The anonymous Bahamas Blog was created by Bahamas B2B founders Lisa Wells and her husband Duke Cromwell in 2002, but was later spun off to a separate site called Bahamas Community. This blog says it offers “piquant commentary and information on the islands”. The site claims about 30 registered members and seems to have had better days. The current administrator refuses to be identified.
A more recent political entry is BlackBeltBaldNaked.com by Gorman Bannister, who spent two years in the US Federal Witness Protection Programme before becoming one of those “born-again Christians” and returning to Nassau in 1989.
This site was launched in August last year and is is a spin-off from the Black Belt News, a tabloid newspaper Bannister says he founded in 1996 with a $900 donation. Black Belt’s niche is to pan everyone: “I liken Black Belt News to Playboy Magazine,” Bannister told Tough Call. “No-one in the locker room has seen it--but everyone has it!.”
In a recent post, he condemned both Perry Christie and Hubert Ingraham for using their political careers to “get straight financially...if it weren’t for a consistent taxpayer cheque, both would have starved to death together.”
BahamaPundit.com was launched in September of this year to make the writings of some Bahamian newspaper columnists available online. They include Sir Arthur Foulkes, Andrew Allen, Nicolette Bethel and yours truly.

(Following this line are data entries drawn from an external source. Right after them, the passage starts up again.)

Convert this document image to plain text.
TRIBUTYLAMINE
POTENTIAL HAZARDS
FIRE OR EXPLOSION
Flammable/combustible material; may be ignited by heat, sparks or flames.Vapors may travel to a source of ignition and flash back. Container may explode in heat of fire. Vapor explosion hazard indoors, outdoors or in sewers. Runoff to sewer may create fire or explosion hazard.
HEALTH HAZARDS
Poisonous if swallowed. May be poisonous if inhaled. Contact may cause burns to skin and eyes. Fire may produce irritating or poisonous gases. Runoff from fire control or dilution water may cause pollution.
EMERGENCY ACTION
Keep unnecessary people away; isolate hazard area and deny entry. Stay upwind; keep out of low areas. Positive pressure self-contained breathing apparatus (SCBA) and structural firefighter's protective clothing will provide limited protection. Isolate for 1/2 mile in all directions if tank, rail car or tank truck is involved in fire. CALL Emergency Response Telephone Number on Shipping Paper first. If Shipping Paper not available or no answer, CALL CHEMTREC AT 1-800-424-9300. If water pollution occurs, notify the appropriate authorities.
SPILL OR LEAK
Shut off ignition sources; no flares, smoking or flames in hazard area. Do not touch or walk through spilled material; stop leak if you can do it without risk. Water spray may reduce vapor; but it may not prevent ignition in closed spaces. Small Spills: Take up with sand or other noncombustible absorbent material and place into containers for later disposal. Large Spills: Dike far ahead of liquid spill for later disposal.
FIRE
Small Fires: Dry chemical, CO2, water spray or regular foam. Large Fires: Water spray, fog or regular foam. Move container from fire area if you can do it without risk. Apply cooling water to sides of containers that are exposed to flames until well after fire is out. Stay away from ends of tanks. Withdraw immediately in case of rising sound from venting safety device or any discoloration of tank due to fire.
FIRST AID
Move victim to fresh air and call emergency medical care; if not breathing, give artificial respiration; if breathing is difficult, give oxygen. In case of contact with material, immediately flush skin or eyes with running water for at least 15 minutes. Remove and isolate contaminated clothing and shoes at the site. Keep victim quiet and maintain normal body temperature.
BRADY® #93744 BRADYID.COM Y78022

Ms Bethel also maintains a personal site at www.burrowsweb.com/nico-at-home/blog/essayblog.html.
ReEarth, an ascerbic environmental watch group founded in 1990, launched a blog site in January of this year to support campaigns against liquified natural gas plants, longline fishing and other issues. ReEarth is run by Sam Duncombe and her husband Tony.
But the king of the heap these days is the aptly named Bahamian Ebloggy, which launched last year. Purportedly run by a computer-savvy Grand Bahamian nicknamed Titan, in collaboration with some well-connected North Americans, this blog offers raunchy political analysis, alternating manically between cogent comment and infantile invective, with cartoons to boot. Here’s an apology from one of their recent posts:
“We have had a prominent radio show host call our blog 'garbage'. That warmed the cockles of our heart. We have heard all of the points of dismissal about our blog, and yet we are the blog to read every day. Our detractors are here, taking a sneak peak to see what we say. I just hope that this blog is seen for what it really is -- the blog of a patriot.”
In the final analysis, there are no editorial gatekeepers on the Internet. It’s entirely up to us to decide what is garbage and what is real.